The "happy and dauntless and sagacious" Prince Prospero, who has "august taste," certainly is revolted by the idea of the Red Death claiming him. His pride causes him to refuse to believe that he cannot defeat Death.
Prince Prospero calls together his "light-hearted friends" and takes shelter in one of his "castellated abbeys." There, they are sheltered by an extensive wall, the gates to which are welded shut. The "impulses of despair or of frenzy" will find no exit; so, they cannot give in to despair. The prince supplies the abbey with all the necessary provisions, and entertains his guests with a masqued ball. Certainly, he has fortified his abbey as best he can against the Red Death. Even when the Death somehow penetrates his fortress, Prince Prospero is confident enough in his power and self to accost this intruder who has the effrontery to bring the "scarlet horror " with him. Indeed, everything in him revolts against the onslaught of death as he counts himself mounted on the stairway to heaven on earth, not death:
In the first moment with a strong shudder either of terror or distaste; but, in the next, his brow reddened with rage.

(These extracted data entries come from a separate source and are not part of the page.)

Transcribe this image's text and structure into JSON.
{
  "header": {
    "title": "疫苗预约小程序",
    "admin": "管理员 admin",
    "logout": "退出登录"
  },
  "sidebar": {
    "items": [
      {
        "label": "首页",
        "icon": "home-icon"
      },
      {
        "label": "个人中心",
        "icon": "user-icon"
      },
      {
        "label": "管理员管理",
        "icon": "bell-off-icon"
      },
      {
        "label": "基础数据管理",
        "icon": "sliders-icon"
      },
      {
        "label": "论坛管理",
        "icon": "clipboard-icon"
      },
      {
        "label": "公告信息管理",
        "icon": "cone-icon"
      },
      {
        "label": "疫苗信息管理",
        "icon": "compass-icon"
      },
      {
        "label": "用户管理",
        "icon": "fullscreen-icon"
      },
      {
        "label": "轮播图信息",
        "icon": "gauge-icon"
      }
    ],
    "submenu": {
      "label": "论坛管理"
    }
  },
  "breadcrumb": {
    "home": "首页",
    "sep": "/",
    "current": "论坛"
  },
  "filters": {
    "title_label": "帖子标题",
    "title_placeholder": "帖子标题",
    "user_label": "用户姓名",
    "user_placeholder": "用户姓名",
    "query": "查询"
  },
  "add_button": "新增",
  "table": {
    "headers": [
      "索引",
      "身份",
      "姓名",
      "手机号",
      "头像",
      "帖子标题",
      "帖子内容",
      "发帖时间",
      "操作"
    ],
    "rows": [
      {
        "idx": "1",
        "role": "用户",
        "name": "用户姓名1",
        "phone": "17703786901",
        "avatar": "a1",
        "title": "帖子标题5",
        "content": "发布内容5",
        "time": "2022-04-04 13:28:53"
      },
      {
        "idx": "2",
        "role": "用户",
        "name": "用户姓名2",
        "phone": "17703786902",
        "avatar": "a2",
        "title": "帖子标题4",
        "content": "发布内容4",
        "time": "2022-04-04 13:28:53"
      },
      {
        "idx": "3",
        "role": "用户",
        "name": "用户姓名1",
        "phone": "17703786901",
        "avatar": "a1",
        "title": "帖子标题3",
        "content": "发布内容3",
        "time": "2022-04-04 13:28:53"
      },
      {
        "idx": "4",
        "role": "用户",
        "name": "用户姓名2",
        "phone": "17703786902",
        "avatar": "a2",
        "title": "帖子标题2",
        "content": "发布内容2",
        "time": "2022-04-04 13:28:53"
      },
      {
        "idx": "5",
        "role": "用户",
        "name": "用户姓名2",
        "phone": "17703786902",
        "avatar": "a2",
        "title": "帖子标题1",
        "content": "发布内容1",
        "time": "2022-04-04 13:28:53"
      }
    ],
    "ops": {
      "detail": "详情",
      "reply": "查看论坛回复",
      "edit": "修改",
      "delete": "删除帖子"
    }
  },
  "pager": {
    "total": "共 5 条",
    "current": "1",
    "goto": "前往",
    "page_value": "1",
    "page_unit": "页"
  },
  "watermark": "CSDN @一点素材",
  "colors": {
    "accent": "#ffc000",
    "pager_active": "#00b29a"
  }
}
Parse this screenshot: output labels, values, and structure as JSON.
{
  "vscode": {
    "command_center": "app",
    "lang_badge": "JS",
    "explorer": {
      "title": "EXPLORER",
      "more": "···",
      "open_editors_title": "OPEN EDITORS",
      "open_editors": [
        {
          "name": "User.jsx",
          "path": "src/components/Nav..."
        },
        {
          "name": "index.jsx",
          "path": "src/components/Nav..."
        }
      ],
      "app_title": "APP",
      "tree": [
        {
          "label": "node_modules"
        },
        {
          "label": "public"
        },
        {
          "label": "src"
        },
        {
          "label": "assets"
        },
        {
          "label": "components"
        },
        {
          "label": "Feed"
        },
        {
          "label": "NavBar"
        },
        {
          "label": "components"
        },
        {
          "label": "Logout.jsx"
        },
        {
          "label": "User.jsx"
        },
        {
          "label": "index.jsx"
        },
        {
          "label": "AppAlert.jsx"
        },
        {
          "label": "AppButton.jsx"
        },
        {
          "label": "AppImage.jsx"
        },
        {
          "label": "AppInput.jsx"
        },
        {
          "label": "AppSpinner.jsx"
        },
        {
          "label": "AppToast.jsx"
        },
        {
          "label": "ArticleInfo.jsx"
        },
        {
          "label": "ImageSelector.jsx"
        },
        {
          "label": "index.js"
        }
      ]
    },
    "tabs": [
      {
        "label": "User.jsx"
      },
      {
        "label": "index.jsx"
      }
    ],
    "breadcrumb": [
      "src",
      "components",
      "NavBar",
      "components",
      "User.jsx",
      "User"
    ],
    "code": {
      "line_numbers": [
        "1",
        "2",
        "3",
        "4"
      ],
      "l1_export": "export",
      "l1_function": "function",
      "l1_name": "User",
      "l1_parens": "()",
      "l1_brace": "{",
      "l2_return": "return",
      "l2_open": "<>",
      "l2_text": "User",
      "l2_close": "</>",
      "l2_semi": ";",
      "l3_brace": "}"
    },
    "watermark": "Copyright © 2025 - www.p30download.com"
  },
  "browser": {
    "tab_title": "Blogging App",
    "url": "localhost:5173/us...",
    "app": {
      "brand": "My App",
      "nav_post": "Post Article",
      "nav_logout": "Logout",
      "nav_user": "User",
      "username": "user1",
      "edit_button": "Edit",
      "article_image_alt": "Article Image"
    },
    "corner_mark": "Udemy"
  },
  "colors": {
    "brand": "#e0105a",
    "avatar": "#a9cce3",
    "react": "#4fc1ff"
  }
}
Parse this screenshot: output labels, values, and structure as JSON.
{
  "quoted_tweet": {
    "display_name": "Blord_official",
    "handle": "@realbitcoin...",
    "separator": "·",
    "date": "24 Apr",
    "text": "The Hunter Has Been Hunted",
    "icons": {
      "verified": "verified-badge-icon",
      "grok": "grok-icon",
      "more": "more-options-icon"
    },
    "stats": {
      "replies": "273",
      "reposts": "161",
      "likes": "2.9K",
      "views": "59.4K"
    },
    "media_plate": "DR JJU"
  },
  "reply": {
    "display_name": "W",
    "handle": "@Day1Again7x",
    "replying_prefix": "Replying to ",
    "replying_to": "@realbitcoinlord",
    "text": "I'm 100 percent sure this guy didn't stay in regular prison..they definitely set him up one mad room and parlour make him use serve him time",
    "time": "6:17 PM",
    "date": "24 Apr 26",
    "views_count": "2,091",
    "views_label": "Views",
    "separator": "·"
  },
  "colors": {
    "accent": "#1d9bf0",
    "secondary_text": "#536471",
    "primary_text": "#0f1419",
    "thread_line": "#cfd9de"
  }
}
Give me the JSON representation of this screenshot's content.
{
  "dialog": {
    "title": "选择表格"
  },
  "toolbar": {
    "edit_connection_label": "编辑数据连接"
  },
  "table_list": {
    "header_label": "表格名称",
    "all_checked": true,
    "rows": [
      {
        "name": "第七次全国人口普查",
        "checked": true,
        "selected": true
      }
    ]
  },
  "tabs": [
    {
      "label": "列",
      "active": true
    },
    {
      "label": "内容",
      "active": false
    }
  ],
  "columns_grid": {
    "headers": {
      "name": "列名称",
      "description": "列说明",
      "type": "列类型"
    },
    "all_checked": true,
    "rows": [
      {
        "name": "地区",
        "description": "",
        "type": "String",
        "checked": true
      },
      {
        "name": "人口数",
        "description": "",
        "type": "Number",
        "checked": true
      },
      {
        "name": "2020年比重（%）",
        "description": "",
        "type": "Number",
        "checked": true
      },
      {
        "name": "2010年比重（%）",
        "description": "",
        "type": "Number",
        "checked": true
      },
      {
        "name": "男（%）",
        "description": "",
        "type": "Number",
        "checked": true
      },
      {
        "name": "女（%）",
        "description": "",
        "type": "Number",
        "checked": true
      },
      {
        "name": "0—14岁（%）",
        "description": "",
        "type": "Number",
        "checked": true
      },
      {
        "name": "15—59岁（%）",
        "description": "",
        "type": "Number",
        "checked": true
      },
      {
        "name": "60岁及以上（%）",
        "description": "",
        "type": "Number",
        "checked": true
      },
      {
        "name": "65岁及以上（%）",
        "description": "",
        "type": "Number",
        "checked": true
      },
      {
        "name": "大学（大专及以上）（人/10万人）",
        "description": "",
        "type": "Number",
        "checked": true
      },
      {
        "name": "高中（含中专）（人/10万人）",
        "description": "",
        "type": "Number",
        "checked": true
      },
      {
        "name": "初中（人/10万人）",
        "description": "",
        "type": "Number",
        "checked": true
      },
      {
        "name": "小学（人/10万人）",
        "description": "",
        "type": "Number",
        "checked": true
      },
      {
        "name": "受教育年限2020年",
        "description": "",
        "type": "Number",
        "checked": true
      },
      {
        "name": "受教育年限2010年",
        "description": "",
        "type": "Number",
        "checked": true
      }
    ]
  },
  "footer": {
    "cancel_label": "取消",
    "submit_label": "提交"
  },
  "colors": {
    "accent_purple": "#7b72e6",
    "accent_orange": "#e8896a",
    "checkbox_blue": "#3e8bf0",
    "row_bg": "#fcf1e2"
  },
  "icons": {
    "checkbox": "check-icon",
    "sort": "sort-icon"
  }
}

In his essay, "'The Masque of the Red Death'-- An Interpretation," H. H. Bell, Jr., writes,
It should be noted that Prospero was standing in the blue room when he uttered these words— in that youthful period of life when a man is braver toward death than he is later on, when it is closer upon him.
Prospero rebels against death all the more because he is young and vital, feeling that he will live forever; he fights against the robbery of his life with bravado and disguise; however, in the end, he is conquered, like all the rest.